Melanchthon's animosity ran high not only against such extremists as Saliger (Beatus) and Fredeland (both were deposed in Luebeck 1568 and Saliger again in Rostock 1569) who taught that in virtue of the consecration before the use (ante usum) bread and wine are the body and blood of Christ, denouncing all who denied this as Sacramentarians (Gieseler 3, 2, 257), but also against all those who faithfully adhered to, and defended, Luther's phraseology concerning the Lord's Supper. He rejected the teaching of Westphal and the Hamburg ministers, according to which in the Lord's Supper, the bread is properly called the body of Christ and the wine the blood of Christ, and stigmatized their doctrine as "bread-worship, artolatreia." (C. R. 8, 362. 660. 791; 9, 470. 962.)
In a similar manner Melanchthon ridiculed the old Lutheran teaching of the omnipresence of Christ according to His human nature as a new and foolish doctrine. Concerning the Confession and Report of the Wuerttemberg Theologians, framed by Brenz and adopted 1559, which emphatically asserted the real presence, as well as the omnipresence of Christ also according to His human nature, Melanchthon remarked contemptuously in a letter to Jacob Runge, dated February 1, 1560 and in a letter to G. Cracow, dated February 3, 1560, that he could not characterize "the decree of the Wuerttemberg Fathers (Abbates Wirtebergenses) more aptly than as Hechinger Latin (Hechingense Latinum, Hechinger Latein)," i. e., as absurd and insipid teaching. (9, 1035f.; 7, 780. 884.)

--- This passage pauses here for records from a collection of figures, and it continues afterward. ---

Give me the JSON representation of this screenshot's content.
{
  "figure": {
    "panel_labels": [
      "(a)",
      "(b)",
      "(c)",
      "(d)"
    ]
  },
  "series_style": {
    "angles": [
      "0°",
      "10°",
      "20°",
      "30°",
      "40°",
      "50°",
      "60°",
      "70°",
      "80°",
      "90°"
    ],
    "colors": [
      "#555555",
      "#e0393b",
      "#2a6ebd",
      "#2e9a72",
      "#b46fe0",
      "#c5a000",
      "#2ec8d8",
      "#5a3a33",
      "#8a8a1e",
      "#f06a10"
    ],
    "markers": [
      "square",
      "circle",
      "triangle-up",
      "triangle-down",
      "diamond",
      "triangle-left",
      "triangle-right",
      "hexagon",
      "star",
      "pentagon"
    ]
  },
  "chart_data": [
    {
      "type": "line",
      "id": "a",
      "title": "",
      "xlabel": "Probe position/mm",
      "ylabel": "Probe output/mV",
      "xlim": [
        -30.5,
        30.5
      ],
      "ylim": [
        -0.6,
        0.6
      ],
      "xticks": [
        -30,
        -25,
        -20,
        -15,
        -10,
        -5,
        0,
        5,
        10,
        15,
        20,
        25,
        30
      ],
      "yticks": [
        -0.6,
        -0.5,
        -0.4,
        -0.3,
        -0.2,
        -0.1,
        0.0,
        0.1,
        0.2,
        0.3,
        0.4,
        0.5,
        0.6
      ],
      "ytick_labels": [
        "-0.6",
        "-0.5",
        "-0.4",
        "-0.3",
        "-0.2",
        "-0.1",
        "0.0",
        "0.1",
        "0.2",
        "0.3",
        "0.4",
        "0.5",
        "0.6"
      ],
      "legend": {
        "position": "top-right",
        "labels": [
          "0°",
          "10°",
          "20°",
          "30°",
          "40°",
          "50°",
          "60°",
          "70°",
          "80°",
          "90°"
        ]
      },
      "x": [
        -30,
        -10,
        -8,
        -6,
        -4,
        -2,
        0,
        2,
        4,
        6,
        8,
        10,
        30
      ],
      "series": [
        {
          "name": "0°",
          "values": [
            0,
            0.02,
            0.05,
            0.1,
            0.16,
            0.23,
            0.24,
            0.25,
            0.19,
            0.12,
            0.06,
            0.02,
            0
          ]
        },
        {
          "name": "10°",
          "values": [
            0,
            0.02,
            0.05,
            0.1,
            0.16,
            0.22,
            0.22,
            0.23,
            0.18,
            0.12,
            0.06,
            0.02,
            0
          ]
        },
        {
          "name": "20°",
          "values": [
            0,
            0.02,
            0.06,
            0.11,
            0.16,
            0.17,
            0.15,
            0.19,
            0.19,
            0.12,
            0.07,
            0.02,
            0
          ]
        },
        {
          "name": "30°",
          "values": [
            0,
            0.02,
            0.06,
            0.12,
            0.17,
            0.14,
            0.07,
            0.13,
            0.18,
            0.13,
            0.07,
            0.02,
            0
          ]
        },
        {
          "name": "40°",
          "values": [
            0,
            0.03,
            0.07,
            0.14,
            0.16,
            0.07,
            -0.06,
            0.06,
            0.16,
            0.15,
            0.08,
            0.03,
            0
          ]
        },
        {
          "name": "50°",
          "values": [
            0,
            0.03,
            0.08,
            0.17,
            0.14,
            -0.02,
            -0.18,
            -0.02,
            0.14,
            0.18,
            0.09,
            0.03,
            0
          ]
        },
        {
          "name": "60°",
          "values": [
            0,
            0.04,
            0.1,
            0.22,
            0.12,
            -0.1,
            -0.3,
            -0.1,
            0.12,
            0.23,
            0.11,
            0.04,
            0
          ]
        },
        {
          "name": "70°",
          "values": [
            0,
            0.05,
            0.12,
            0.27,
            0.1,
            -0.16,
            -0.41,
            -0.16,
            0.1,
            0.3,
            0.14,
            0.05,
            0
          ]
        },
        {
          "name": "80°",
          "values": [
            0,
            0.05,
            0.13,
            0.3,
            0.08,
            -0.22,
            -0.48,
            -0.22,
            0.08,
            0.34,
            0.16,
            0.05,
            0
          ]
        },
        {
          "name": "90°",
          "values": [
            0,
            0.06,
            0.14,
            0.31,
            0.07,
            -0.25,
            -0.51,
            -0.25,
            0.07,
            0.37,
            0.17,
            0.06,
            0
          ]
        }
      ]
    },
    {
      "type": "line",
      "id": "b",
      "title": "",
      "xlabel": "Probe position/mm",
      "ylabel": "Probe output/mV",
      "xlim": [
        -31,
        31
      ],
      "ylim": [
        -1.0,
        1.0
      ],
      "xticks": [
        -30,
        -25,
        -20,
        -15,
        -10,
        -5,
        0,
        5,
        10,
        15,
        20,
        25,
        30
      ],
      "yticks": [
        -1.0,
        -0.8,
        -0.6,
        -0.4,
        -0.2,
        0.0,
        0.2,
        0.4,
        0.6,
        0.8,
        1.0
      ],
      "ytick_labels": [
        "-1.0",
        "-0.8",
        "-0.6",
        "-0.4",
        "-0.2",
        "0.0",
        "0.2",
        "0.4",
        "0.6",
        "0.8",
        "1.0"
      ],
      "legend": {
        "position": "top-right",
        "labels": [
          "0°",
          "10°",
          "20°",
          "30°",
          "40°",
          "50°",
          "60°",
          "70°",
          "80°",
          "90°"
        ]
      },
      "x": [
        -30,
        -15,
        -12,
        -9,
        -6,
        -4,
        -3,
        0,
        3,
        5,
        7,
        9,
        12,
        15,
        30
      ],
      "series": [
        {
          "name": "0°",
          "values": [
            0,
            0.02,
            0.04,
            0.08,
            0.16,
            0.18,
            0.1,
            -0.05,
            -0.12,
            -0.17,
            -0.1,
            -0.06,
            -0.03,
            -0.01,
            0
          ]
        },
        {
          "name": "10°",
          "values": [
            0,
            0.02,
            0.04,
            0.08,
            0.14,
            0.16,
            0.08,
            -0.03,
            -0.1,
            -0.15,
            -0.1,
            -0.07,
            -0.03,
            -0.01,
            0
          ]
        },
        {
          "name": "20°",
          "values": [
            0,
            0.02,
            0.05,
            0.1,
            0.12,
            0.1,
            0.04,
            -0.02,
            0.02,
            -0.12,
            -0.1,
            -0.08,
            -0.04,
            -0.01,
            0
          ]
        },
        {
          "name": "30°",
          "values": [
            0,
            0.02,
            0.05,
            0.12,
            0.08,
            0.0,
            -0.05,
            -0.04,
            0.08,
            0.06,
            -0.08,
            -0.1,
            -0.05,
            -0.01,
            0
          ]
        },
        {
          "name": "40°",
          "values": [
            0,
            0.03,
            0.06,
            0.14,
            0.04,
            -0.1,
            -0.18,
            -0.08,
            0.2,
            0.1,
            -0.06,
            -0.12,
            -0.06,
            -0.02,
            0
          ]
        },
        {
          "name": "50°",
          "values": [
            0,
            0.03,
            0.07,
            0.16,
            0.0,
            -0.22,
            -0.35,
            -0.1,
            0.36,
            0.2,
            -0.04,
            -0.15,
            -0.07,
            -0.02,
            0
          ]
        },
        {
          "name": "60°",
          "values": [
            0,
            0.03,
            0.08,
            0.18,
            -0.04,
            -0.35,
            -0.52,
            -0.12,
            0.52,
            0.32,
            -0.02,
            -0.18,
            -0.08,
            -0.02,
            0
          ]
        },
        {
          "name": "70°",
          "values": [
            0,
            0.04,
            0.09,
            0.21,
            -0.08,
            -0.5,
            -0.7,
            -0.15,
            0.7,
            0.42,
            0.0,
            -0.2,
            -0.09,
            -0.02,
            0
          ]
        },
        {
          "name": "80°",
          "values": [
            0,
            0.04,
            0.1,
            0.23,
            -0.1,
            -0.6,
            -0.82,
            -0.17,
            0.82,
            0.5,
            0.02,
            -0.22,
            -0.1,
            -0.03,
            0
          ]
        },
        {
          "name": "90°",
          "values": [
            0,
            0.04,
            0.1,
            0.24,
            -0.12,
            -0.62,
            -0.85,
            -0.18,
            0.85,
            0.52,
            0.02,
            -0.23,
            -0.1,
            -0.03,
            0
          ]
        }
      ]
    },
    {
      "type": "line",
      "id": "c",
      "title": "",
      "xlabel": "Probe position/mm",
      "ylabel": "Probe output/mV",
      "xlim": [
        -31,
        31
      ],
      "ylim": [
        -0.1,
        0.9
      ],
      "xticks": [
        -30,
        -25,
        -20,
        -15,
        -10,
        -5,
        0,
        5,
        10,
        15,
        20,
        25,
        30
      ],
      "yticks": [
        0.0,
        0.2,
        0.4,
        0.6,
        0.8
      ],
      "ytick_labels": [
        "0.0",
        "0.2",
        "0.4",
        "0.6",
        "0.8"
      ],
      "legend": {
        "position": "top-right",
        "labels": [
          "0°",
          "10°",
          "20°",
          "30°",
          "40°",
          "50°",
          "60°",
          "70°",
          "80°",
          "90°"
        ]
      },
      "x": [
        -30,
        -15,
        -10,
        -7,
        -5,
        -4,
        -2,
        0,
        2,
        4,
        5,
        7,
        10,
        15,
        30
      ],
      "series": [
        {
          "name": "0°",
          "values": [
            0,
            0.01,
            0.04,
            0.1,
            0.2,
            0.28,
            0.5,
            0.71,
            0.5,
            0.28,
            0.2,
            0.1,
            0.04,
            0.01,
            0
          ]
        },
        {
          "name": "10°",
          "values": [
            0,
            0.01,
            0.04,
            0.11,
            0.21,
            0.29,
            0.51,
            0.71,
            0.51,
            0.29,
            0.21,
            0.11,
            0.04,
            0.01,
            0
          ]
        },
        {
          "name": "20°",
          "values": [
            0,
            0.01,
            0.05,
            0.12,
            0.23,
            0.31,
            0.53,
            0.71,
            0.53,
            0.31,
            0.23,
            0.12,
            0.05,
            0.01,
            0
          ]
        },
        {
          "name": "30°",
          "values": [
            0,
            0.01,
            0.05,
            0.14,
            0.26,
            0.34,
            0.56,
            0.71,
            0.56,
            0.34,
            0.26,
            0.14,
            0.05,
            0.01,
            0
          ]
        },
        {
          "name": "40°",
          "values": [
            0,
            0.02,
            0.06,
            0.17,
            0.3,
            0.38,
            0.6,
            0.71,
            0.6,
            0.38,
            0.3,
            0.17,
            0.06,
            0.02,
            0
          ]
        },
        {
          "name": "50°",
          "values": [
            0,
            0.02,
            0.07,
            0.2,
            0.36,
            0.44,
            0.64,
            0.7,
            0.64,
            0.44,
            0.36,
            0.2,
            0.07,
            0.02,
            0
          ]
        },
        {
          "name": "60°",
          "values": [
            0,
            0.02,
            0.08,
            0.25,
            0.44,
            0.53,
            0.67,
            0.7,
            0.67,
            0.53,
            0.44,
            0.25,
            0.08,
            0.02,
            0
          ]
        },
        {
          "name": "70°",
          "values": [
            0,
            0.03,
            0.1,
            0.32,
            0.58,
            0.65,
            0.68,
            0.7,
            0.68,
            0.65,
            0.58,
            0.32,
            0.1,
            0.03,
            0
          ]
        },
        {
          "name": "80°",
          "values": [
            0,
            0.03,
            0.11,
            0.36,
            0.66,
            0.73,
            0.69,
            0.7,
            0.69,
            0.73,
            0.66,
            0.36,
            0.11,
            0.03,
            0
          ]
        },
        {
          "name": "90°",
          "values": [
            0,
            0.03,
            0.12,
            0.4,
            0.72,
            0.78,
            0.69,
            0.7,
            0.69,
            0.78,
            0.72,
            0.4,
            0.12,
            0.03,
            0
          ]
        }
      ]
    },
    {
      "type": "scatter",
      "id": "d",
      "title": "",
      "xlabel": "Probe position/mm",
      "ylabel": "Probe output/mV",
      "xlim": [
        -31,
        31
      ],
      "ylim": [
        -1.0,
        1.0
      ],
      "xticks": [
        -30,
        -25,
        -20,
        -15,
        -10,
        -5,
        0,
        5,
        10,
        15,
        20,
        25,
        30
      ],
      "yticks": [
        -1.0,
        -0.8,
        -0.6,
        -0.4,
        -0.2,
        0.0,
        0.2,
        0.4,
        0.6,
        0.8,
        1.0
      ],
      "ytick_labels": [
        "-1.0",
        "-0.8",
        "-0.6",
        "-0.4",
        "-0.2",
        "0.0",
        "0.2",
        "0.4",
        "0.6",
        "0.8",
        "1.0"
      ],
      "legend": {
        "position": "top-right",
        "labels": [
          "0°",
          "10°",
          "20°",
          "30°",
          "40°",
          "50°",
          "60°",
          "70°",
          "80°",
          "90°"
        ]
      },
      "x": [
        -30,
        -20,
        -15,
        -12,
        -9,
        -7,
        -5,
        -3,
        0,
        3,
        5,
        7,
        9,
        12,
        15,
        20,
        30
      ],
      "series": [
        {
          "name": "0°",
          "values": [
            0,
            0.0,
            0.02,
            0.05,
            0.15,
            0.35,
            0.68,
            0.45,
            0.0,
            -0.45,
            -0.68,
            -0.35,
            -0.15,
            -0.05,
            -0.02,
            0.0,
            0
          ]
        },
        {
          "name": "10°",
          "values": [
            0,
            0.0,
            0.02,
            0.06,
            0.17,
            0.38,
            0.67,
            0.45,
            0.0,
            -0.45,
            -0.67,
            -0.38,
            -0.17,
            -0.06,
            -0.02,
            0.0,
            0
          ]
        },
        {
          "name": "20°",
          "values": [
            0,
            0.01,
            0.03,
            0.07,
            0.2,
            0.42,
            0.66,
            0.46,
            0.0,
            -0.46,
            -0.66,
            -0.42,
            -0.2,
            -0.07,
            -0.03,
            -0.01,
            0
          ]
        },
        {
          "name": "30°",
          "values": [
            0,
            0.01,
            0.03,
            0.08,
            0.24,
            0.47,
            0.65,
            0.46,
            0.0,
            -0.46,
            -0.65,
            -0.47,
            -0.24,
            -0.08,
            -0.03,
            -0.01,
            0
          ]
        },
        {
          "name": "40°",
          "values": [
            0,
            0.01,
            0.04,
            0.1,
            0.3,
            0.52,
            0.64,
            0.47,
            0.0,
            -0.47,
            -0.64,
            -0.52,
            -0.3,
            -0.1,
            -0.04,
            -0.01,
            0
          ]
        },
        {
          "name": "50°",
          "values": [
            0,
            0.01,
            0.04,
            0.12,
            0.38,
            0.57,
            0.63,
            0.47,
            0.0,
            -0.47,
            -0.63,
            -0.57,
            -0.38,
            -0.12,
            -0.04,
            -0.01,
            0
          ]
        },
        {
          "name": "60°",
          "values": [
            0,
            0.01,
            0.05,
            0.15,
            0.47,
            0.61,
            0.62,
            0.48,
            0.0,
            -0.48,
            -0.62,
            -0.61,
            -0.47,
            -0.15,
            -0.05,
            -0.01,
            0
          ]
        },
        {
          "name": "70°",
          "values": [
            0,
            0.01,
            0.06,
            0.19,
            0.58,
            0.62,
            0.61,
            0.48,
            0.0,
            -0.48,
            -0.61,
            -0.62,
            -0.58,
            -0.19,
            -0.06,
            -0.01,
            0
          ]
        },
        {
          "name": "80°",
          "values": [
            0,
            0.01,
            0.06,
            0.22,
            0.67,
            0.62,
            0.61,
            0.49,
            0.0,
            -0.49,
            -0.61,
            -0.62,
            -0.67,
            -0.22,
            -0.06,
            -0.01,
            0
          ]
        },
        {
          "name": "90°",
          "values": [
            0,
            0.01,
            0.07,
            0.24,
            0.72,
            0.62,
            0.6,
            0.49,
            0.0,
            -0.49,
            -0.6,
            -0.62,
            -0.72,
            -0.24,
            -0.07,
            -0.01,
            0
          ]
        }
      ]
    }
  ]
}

204. Melanchthon Claimed by Calvin
In 1554 Nicholas Gallus of Regensburg republished, with a preface of his own, Philip Melanchthon's Opinions of Some Ancient Writers Concerning the Lord's Supper. The timely reappearance of this book, which Melanchthon, in 1530, had directed against the Zwinglians, was most embarrassing to him as well as to his friend Calvin. The latter, therefore, now urged him to break his silence and come out openly against his public assailants. But Melanchthon did not consider it expedient to comply with this request. Privately, however, he answered, October 14, 1554: "As regards your admonition in your last letter that I repress the ignorant clamors of those who renew the strife concerning the bread-worship, know that some of them carry on this disputation out of hatred toward me in order to have a plausible reason for oppressing me. Quod me hortaris, ut reprimam ineruditos clamores illorum, qui renovant certamen peri artolatreias, scito, quosdam praecipue odio mei eam disputationem movere, ut habeant plausibilem causam ad me opprimendum." (8, 362.)
Fully persuaded that he was in complete doctrinal agreement with his Wittenberg friend on the controverted questions, Calvin finally, in his Last Admonition (Ultima Admonitio) to Westphal, 1557, publicly claimed Melanchthon as his ally, and implored him to give public testimony "that they [the Calvinists and Zwinglians] teach nothing foreign to the Augsburg Confession, nihil alienum nos tradere a Confessione Augustana." "I confirm," Calvin here declared, "that in this cause [concerning the Lord's Supper] Philip can no more be torn from me than from his own bowels. Confirmo, non magis a me Philippum quam a propriis visceribus in hoc causa posse divelli." (C. R. 37 [Calvini Opp. 9], 148. 149. 193. 466; Gieseler 3, 2, 219, Tschackert, 536.) Melanchthon, however, continued to preserve his sphinxlike silence, which indeed declared as loud as words could have done that he favored the Calvinists, and was opposed to those who defended Luther's doctrine. To Mordeisen he wrote, November 15, 1557: "If you will permit me to live at a different place, I shall reply, both truthfully and earnestly to these unlearned sycophants, and say things that are useful to the Church." (C. R. 9, 374.)